One of two girls who remain hospitalized has been paralyzed from the waist down, Principal Bill Bond said today. Missy Jenkins, 15, was in stable condition. The second girl, Shelley Schaberg, 14, was in satisfactory condition and expected to be released from the hospital soon.
Without going into specifics, the prosecutor said evidence has surfaced that Carneal had planned the crime for as long as a year. Kaltenbach said others possibly knew of plans for the shootings and another arrest was possible.
``If someone engaged in the planning process, they will be punished,″ he said.
Sheriff Frank Augustus said Wednesday he had a ``gut feeling″ the shooter didn’t act alone.
Kaltenbach, who plans to seek the maximum penalty of life without parole for 25 years for Carneal, said the boy has shown little emotion during interviews.
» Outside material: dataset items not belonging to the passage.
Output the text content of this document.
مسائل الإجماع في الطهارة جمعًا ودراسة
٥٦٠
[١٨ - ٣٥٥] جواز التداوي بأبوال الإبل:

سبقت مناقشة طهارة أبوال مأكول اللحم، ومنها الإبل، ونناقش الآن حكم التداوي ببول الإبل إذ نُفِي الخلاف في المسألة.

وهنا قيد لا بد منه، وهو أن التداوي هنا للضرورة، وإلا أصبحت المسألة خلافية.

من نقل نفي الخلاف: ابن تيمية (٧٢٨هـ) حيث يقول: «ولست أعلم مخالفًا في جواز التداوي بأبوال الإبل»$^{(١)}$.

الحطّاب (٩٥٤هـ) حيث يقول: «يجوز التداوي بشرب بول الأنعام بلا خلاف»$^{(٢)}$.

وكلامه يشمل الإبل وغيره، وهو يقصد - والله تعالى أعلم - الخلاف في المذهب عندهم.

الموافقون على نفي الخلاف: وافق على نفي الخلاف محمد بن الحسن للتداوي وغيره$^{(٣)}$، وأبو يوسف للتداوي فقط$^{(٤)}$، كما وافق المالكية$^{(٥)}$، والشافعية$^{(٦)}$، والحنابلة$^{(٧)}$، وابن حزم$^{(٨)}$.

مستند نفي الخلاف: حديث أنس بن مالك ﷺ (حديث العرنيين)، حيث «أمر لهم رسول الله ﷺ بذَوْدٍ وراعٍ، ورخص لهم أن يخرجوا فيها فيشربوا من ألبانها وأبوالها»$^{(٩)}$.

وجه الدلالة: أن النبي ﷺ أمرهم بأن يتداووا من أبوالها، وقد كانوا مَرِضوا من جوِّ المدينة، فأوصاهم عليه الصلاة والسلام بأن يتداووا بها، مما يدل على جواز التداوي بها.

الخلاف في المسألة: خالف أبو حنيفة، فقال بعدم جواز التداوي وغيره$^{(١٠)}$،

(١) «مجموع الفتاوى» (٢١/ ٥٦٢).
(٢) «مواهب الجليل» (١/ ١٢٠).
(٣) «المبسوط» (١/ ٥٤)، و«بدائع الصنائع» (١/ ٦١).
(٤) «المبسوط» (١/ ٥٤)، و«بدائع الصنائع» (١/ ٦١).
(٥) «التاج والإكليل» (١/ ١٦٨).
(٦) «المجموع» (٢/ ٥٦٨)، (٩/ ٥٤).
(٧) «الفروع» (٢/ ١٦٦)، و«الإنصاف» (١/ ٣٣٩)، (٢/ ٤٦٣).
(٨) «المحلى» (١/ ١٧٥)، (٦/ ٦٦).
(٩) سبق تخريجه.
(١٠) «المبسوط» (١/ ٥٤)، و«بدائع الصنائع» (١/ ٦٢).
``The thing that struck me was the lack of emotion to acknowledge what he had done to the victims and to himself ... and to his parents,″ he said.
Augustus said he wondered whether the five guns carried into the school _ a pistol with extra ammunition, two rifles and two shotguns _ were for accomplices. Augustus said, however, that he didn’t anticipate other arrests.
The boy remains in a juvenile detention center in another part of the state, charged with murder, attempted murder and burglary. Authorities say he stole the guns from a neighbor’s garage on Thanksgiving Day.
On Wednesday, Carneal’s older sister, Kelly Carneal, returned to classes for the first time since the shootings. Afraid she would be ostracized, she found instead classmates who welcomed her with a remarkable sense of forgiveness.
Bond said one student confided to him that he was uncomfortable being in classes all day with the 17-year-old sister, a senior who is expected to be the class valedictorian.
``We talked for a long time, and we talked about anger and controlling that anger, and that anger is a natural thing,″ Bond said. ``There’s some anger, yes, but he dealt with it and spent the rest of the day with Kelly. He understood that she’s not the person who did this.″
It was Miss Carneal who drove her brother to school on Monday, but authorities said they believe she didn’t know what he had planned. The rifles were wrapped in a quilt, a bundle he explained were props for a science experiment.
Funeral services for Nicole Hadley, 14, Kayce Steger, 15, and Jessica James, 17, and will be held Friday.